Je préparai dans mon atelier une étude où des fées, nues et voilées dansaient sous une perspective de ‘vignes’ ; j’avais appris du grand sculpteur Youssef El Houayek, une technique de fresque qu’il avait expérimentée et qui consiste à peindre avec des couleurs diluées dans le ‘White spirit’ sur un fond de plâtre. Le plâtre absorbe la couleur, ce qui donne une impression de fresque.

Je suis allé avec le docteur, un soir à Jezzine, à Ain Bou Najem. Le lendemain Dr. Farid a pris le chemin de Beyrouth, et moi, celui des Kroum, où j’ai travaillé durant deux ou trois jours réalisant une danse sous une vigne… j’étais servi par le personnel qui était en place … Revenant de Beyrouth, le docteur s’est placé devant cette peinture, tout gai, heureux, souriant…

Il croyait aux facultés créatives de l’homme, ce qui se traduit dans le langage scientifique par la découverte.

« Ici, je n’ai pas d’électricité, » m’a-t-il dit, « qu’en pensez-vous ? ». Une semaine plus tard, je demandai à mon frère qui se connaissait dans ce domaine, un générateur et la région fut éclairée.

Une région, rocheuse, pierreuse, où peuvent s’épanouir les dons d’un sculpteur… et pourquoi pas ceux d’un architecte ?

Il aurait voulu être ce sculpteur, fils de cette terre, et cette terre enfanta l’architecte–constructeur. Et la conversation continuait… je racontais, comme disait Montaigne. Quand à Farid Serhal, il voulait incarner ce sculpteur, cet architecte qui ordonnerait des formes vivantes dans son inconscient dans cette région de Kroum.

Il vivait son rêve, son problème, sa passion…

Le lundi matin, je rentrai avec le docteur à Beyrouth, puis à Jounieh… et c’est ainsi que notre amitié s’établit…

Je me souviens, encore du festival touristique agricole et vinicole etc. dans la ville de Roum, qui est voisine de Jezzine. On avait demandé au docteur d’y participer… il voulait à tout pris exposer sa production, les fruits de la terre lorsqu’elle est entre de bonnes mains. C’était Caïn, l’homme libre qui par le travail avait défié Dieu et avait voulu en être indépendant. Caïn refusait de faire paître toujours des troupeaux dans la propriété du Créateur et d’être son serf, le cas d’Abel… ce berger rêveur, poète, contemplatif.

Par l’acharnement, le travail, les nuits blanches, docteur Serhal a fait de Ain Bou Najem un Eden, un Paradis, il en était fier. J’ai participé à l’arrangement d’une remorque tirée par un tracteur où on a étalé les plus belles grappes de raisin, de grosses tomates délicieuses, des pommes de toutes les couleurs… des bouteilles de vin, d’arak, des paniers de fleurs etc…

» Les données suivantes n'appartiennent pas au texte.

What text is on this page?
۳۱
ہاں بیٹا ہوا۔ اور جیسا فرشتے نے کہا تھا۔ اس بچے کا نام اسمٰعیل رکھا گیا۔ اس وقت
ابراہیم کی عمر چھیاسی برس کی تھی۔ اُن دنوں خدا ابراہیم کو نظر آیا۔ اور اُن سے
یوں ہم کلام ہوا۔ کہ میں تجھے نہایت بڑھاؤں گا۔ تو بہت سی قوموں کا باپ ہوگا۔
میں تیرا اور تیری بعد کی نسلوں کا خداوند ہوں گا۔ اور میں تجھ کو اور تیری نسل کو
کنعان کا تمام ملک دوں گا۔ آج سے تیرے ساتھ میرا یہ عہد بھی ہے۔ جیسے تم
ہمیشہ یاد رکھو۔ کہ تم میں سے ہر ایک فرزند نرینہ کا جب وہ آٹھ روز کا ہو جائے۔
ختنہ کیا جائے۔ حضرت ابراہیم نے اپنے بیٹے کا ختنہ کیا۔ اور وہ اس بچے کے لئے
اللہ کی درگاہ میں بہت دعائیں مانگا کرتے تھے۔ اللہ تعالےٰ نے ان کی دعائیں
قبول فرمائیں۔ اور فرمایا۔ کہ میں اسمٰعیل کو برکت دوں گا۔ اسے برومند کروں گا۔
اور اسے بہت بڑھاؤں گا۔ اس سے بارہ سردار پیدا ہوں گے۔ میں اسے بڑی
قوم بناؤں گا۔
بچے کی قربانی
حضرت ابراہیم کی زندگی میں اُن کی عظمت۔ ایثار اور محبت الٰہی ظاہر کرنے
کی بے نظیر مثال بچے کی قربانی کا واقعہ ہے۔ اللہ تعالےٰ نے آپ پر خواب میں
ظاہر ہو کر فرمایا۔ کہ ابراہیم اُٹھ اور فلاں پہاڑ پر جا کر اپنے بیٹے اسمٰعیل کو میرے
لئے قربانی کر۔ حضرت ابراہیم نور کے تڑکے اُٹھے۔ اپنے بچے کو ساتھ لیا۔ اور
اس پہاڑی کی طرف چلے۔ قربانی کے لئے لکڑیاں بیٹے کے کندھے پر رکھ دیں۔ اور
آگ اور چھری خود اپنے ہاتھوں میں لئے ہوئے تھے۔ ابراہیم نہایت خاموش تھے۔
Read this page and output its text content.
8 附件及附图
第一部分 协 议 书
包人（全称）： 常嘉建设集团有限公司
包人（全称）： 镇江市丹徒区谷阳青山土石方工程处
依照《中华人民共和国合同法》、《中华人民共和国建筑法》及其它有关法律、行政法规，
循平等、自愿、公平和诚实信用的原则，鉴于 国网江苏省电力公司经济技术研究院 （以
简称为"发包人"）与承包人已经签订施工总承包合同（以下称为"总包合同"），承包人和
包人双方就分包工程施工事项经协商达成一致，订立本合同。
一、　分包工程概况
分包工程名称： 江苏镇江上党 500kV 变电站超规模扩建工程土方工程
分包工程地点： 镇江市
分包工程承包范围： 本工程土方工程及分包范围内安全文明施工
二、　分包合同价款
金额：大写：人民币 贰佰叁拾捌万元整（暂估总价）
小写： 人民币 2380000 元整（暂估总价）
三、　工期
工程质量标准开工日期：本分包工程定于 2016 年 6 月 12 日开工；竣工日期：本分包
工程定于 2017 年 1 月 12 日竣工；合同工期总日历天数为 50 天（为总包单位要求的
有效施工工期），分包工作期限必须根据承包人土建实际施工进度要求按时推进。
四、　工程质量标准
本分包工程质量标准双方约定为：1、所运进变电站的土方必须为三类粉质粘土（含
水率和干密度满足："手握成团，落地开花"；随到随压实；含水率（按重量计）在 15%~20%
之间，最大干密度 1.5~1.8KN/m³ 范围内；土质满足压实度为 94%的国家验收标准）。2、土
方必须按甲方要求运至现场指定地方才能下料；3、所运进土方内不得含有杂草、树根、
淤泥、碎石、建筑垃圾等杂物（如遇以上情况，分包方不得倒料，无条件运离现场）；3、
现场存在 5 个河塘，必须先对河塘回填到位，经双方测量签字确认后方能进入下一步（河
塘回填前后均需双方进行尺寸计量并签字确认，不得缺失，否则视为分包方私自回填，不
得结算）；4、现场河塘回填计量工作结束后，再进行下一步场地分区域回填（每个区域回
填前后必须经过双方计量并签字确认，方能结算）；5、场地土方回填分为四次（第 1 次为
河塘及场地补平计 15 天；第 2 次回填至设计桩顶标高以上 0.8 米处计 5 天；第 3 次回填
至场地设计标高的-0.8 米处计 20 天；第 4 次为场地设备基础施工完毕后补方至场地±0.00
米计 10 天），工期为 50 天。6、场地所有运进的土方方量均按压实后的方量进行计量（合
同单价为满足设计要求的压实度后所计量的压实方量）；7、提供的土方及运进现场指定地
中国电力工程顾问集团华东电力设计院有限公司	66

Le défilé devait avoir lieu à Roum l’après-midi ; toute la région a participé à la fête. Des prix ont été attribués aux participants, dont Farid Serhal. Il voulait que ses récoltes soient les plus belles, les meilleures, il était heureux, gai, enthousiasmé… Il faisait partie cohérente avec sa région, ses fils, son ciel, ses ‘moi’ : c’est que le moi est ambiant, périphérique, l’environnement fait partie de nous même.

1958, la guerre civile… On pouvait circuler… la férocité et le crime n’avaient pas encore endurci les cœurs comme lors des derniers évènements… On se méfiait de certains quartiers…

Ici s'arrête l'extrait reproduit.